For CTO and CISO audiences, the strategic takeaway is that BYOVD should now be treated as a core ransomware defense problem rather than a niche malware technique. The relevant controls go beyond standard patching and antivirus deployment into driver governance, kernel integrity protections, application control, monitoring for new driver and service installation, hardening of exposed systems such as SharePoint, and faster detection of privileged administrative abuse after initial compromise. The activity associated with Qilin and Warlock shows that ransomware groups are increasingly pairing access operations with deliberate attacks on endpoint defenses, and organizations that do not explicitly plan for vulnerable-driver abuse may discover too late that their controls were present but no longer functioning.

BYOVD matters because it breaks one of the assumptions many security programs still rely on: that a legitimately signed driver can be broadly trusted once it reaches the kernel. Microsoft has explicitly framed BYOVD as a class of attacks in which an adversary with administrative privileges installs a legitimately signed but vulnerable driver, then uses that kernel-level access to interfere with the operating system and security controls. That makes the issue historically important because it is not just another malware loader or evasion script; it is a way to convert trusted code into a privilege-enforcement and visibility problem at the deepest part of the host. Once attackers reach that layer, they can disable protections that would otherwise stop ransomware, credential theft, or post-compromise reconnaissance.

The historical threat is that BYOVD has steadily moved from a specialist technique into repeatable criminal tradecraft. Cisco Talos documented a DeadLock ransomware campaign in December 2025 that used a BYOVD loader against a vulnerable Baidu Antivirus driver to terminate EDR processes, disable Windows Defender, stop services, and impair recovery. More recently, Talos reporting on Qilin described broader ransomware activity in 2025 and emphasized that Qilin was one of the most impactful ransomware groups observed, while separate April 2026 reporting tied Qilin to a BYOVD-enabled intrusion chain designed to weaken endpoint defenses before ransomware deployment. In other words, the historical pattern is not isolated experimentation; it is a progression toward standardized ransomware use of vulnerable drivers as a pre-encryption force multiplier.

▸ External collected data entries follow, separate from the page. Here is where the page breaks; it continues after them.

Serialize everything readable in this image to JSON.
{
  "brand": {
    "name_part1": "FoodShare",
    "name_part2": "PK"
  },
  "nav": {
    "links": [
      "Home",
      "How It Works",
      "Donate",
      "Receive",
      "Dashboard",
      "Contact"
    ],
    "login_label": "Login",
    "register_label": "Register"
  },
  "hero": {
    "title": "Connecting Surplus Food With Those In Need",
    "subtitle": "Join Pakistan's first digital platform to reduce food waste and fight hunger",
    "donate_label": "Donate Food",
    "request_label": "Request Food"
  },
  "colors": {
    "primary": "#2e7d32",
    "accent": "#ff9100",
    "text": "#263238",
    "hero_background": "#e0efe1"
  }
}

The current threat is that BYOVD is now being operationalized across longer, more deliberate enterprise intrusions rather than only short smash-and-grab attacks. Trend Micro’s March 2026 analysis of Warlock showed operators spending 15 days inside a victim environment, using a persistent BYOVD technique based on the NSec driver alongside tools for persistence, tunneling, and lateral movement. That matters because it shows vulnerable drivers are being used not only to dodge one security product on one machine, but to help sustain access, degrade detection, and create safer operating conditions for the attackers across the broader intrusion lifecycle. For security leadership, the implication is clear: vulnerable-driver abuse now sits at the intersection of endpoint protection, privileged access, incident response, and ransomware resilience, so organizations that do not plan for it are exposed to a failure mode where security controls remain installed but can no longer be trusted to function when they are needed most.

• Monitoring Driver Load and Service Installation Events using Sysmon Event ID 6, 3033, and 7045 in customer provide logs.
• Proactively enabling custom detections based on the collected artifacts, tactics, techniques, and procedures identified in this activity.
• Performing hypothesis driven threat hunts based on threat actor behavior and artifacts. UVCyber customers will be informed of the results through secure channels.
• Parsing available victim dump data for any social, financial, business, or technical relations to UVCyber Clients and partner organizations.
• Aggregating threat intelligence from myriad sources and applying the most up-to-date knowledge to proactive threat hunting and response.